On mi się nadal podoba i najgorsze jest to, że nie wyrobiłam sobie z nim żadnej nici kontaktu, porozumienia- po tej naszej przygodzie wszystko runęło. Ja też zareagowałam idiotycznie bo posłuchałam się naszej wspólnej koleżanki... Która zaczęła mi o nim mówić różne rzeczy. NIgdy tego nie zrozumiem dlaczego byłam taka głupia i naiwna. Zamiast sama to wszystko wytłumaczyć.
A nie mówię, że nie da się zbudować związku od seksu bo sama mam wiele takich znajomych......... I szczerze to myślałam, że wyjdzie, ale nie przycisnęłam go do ściany.....
Czy w związkach to kobieta powinna grać księżniczkę, królewnę? Jak to jest? Znam związki gdzie wszystko wyszło z przyjaźni. Znam związki gdzie wszystko wyszło od szybkiego zauroczenia i to kobieta zdobywała faceta. Jak to jest??? Dlaczego mi się nie udaje? MOże powinnam być bardziej asertywna i stanowcza? Staram się być niekonfliktowa, staram się być normalna, ale widać, że może mam słaby charakter. Niby robię swoje, jestem miła, ale za bardzo się wszystkim przejmuję.
Widzę, że powinnam sama zacząć podrywać facetów bo inaczej nikogo nie znajdę. A kręcę się w kręgu osób w moim wieku Co o tym sądzicie?
Jestem jeszcze na studiach, szukam pracy w zawodzie, kręcę się w różnych kręgach , medycznych i artystycznych, widze, że wszyscy biorą wszystko na luzie....... Że związki są luźne. Że nie jest tak jak 'powinno być', tak jak się 'pisze w poradnikach'. Boję się, że to ja olewam facetó, że nie walczę. Że to kobieta na początku powinna się poświęcić i zawalczyć a poźniej facet i tak jest jej. To są obserwacje z mojego kręgu znajomych.....
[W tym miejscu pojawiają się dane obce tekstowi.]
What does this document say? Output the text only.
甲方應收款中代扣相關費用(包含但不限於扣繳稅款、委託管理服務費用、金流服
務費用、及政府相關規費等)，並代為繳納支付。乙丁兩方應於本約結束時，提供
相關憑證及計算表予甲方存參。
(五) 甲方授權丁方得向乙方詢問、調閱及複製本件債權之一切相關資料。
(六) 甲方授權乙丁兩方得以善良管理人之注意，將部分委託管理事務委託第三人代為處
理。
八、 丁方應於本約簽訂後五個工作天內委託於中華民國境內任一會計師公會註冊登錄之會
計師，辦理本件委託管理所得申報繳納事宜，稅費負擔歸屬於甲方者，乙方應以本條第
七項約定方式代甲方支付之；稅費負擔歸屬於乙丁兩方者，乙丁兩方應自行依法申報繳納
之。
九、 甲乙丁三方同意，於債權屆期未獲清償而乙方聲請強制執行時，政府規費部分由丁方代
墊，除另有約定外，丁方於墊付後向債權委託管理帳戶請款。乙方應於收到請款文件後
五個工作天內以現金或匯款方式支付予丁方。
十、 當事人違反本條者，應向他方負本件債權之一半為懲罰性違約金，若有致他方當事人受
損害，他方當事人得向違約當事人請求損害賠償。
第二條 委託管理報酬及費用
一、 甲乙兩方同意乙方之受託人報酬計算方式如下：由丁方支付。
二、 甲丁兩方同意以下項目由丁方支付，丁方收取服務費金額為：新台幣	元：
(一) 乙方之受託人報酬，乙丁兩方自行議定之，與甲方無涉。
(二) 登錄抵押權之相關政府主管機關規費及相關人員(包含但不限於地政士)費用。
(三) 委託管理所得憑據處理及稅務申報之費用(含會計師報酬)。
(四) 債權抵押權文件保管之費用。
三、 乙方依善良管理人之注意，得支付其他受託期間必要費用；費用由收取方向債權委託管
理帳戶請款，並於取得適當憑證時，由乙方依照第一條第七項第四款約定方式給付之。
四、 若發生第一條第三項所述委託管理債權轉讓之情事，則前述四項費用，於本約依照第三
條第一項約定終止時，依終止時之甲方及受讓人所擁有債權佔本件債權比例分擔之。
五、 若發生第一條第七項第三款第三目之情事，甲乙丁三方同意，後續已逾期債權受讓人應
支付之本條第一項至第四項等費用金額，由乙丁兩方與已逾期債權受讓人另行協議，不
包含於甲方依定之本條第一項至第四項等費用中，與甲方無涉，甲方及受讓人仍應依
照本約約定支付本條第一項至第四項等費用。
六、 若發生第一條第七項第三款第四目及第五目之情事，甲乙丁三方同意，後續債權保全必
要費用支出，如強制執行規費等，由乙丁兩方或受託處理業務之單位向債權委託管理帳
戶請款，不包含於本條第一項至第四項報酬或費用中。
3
Czy ja żyję w jakiejś bańce, złudnej iluzji?
A może ja nie jestem girlfriend material? Co o tym sądzicie? Co Wam Panowie podoba się w dziewczynie? Może przypomnijcie sobie siebie w wieku 25-30 lat. NA co zwracaliście uwagę? Na co w ogóle zwraca uwagę mężczyzna? Ja myśłąma, że mam nie chodzić do centrum na spotkania ze znajomymi, że mam nie chodzić na piwo. Że mam nie chodzić śmiać się ze znajomymi do centrum, do barów. Ale w takich okolicznościach moje koleżanki poznały/poznają swoich facetów. I to fajnych!! Odpoczywają po pracy wcale nie imprezowicze, ale normalni ludzie chcący odpocząć po pracy, po studiach. PRzy piwie, przy winie, przy szotach- i są normalni- dziewczyny też nikogo nie udają i jakoś mają tych chłopaków.
Co ze mną jest nie tak, że ja nie mogę nikogo znaleźć........
Czytałam na tych różnych stronach, blogach okiem mężczyzny- mówią, że relacja friends with benefits jest dla faceta najlepsza- każdy robi swoje a nuż facet może się zakochać. Co o tym sądzicie? Może ja jestem za harda za stanowcza w swoich przekonaniach? Może jednak lepiej jest luźniej wejść w jakąś znajomość jeśli widzę, że podobamy się sobie fizycznie i intelektualnie- może właśnie tak się wchodzi w związki a nie od herbatki ( w cudzysłowiu )?